Pour mieux accompagner la production rizicole, renchérit-il, il est temps que l’État du Sénégal puisse également limiter son intervention dans la structuration des prix des produits agricoles. “L’État doit garantir des prix rémunérateurs auprès des producteurs. On a de braves producteurs, mais les prix étant plafonnés. Donc, je pense qu’on doit faire une étude pour voir quels sont les prix rémunérateurs, et comment on pourra au moins compenser ou bien mettre en place une politique à ces rémunérations’’, suggère Pape Tandakha Ndiaye.
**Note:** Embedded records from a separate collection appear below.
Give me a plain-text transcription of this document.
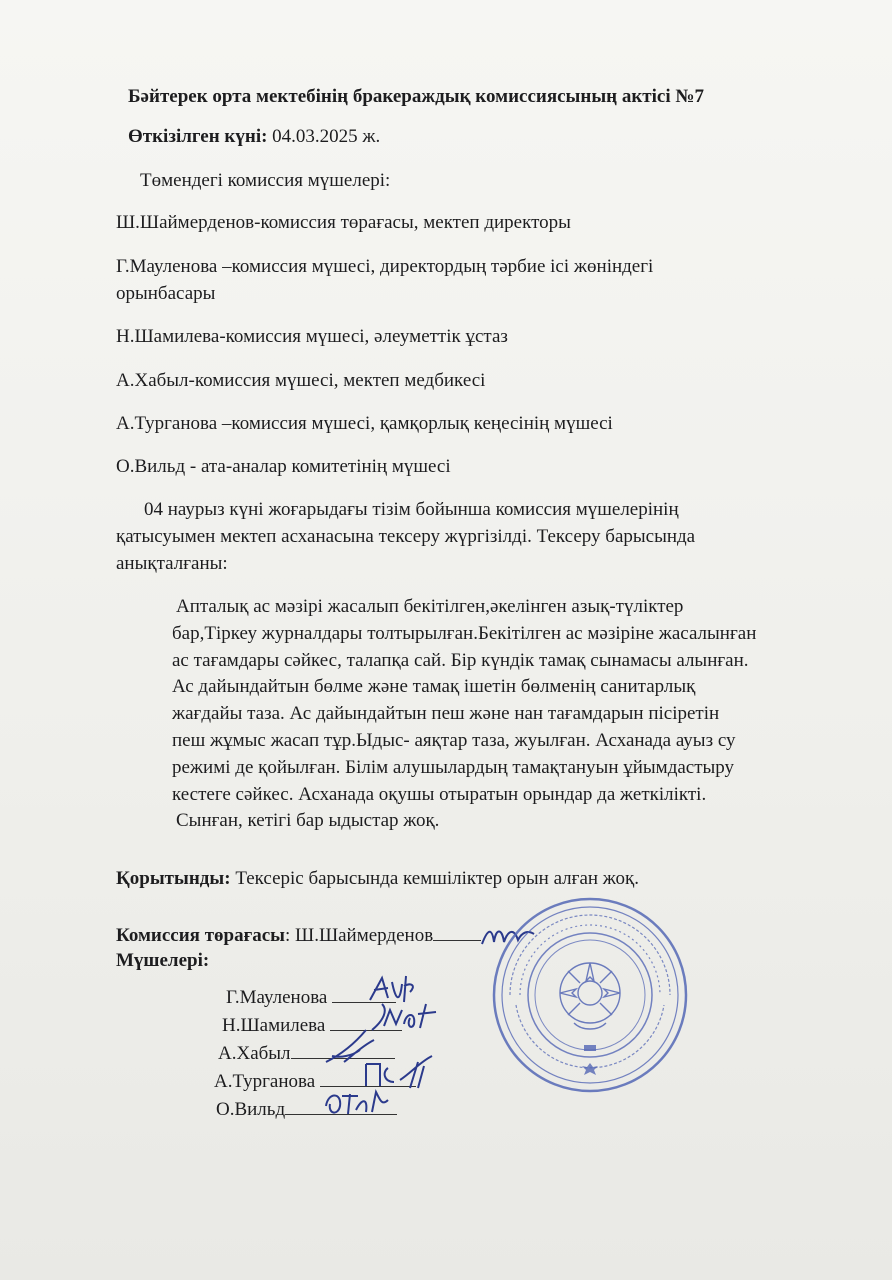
Бәйтерек орта мектебінің бракераждық комиссиясының актісі №7
Өткізілген күні: 04.03.2025 ж.
Төмендегі комиссия мүшелері:
Ш.Шаймерденов-комиссия төрағасы, мектеп директоры
Г.Мауленова –комиссия мүшесі, директордың тәрбие ісі жөніндегі
орынбасары
Н.Шамилева-комиссия мүшесі, әлеуметтік ұстаз
А.Хабыл-комиссия мүшесі, мектеп медбикесі
А.Турганова –комиссия мүшесі, қамқорлық кеңесінің мүшесі
О.Вильд - ата-аналар комитетінің мүшесі
04 наурыз күні жоғарыдағы тізім бойынша комиссия мүшелерінің
қатысуымен мектеп асханасына тексеру жүргізілді. Тексеру барысында
анықталғаны:
Апталық ас мәзірі жасалып бекітілген,әкелінген азық-түліктер
бар,Тіркеу журналдары толтырылған.Бекітілген ас мәзіріне жасалынған
ас тағамдары сәйкес, талапқа сай. Бір күндік тамақ сынамасы алынған.
Ас дайындайтын бөлме және тамақ ішетін бөлменің санитарлық
жағдайы таза. Ас дайындайтын пеш және нан тағамдарын пісіретін
пеш жұмыс жасап тұр.Ыдыс- аяқтар таза, жуылған. Асханада ауыз су
режимі де қойылған. Білім алушылардың тамақтануын ұйымдастыру
кестеге сәйкес. Асханада оқушы отыратын орындар да жеткілікті.
Сынған, кетігі бар ыдыстар жоқ.
Қорытынды: Тексеріс барысында кемшіліктер орын алған жоқ.
Комиссия төрағасы: Ш.Шаймерденов
Мүшелері:
Г.Мауленова
Н.Шамилева
А.Хабыл
А.Турганова
О.Вильд
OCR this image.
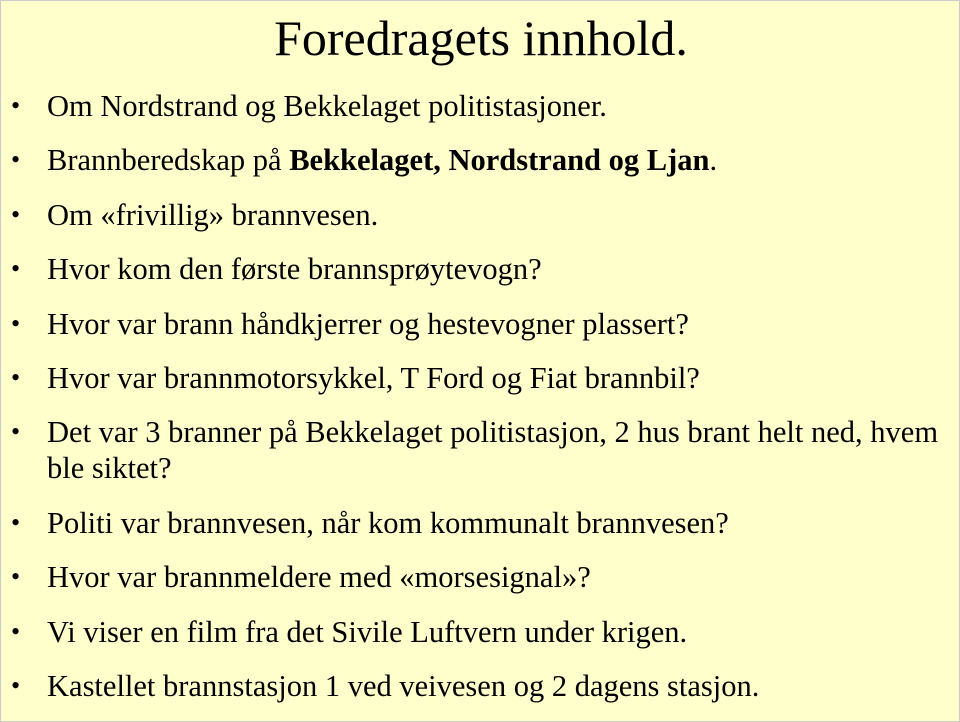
Foredragets innhold.
• Om Nordstrand og Bekkelaget politistasjoner.
• Brannberedskap på Bekkelaget, Nordstrand og Ljan.
• Om «frivillig» brannvesen.
• Hvor kom den første brannsprøytevogn?
• Hvor var brann håndkjerrer og hestevogner plassert?
• Hvor var brannmotorsykkel, T Ford og Fiat brannbil?
• Det var 3 branner på Bekkelaget politistasjon, 2 hus brant helt ned, hvem ble siktet?
• Politi var brannvesen, når kom kommunalt brannvesen?
• Hvor var brannmeldere med «morsesignal»?
• Vi viser en film fra det Sivile Luftvern under krigen.
• Kastellet brannstasjon 1 ved veivesen og 2 dagens stasjon.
Le stratégiste invite aussi l’État à mettre en place un système de suivi et de contrôle des intrants pour s’assurer de leur qualité et lutter contre les détournements. ‘’Étant dans tous les cas un partenaire avec les producteurs, l’État doit contrôler nos sous qu’on met dans la subvention des intrants afin qu’on voit la finalité de ces subventions”, déclare M. Ndiaye. 

Ainsi, il conseille aux autorités la mise en place d'un fonds de financement sur le moyen terme avec un suivi par campagne adossé à des résultats et des critères de coercition, mais également l’incitation du privé local à investir dans la production agricole par des mécanismes fiscaux.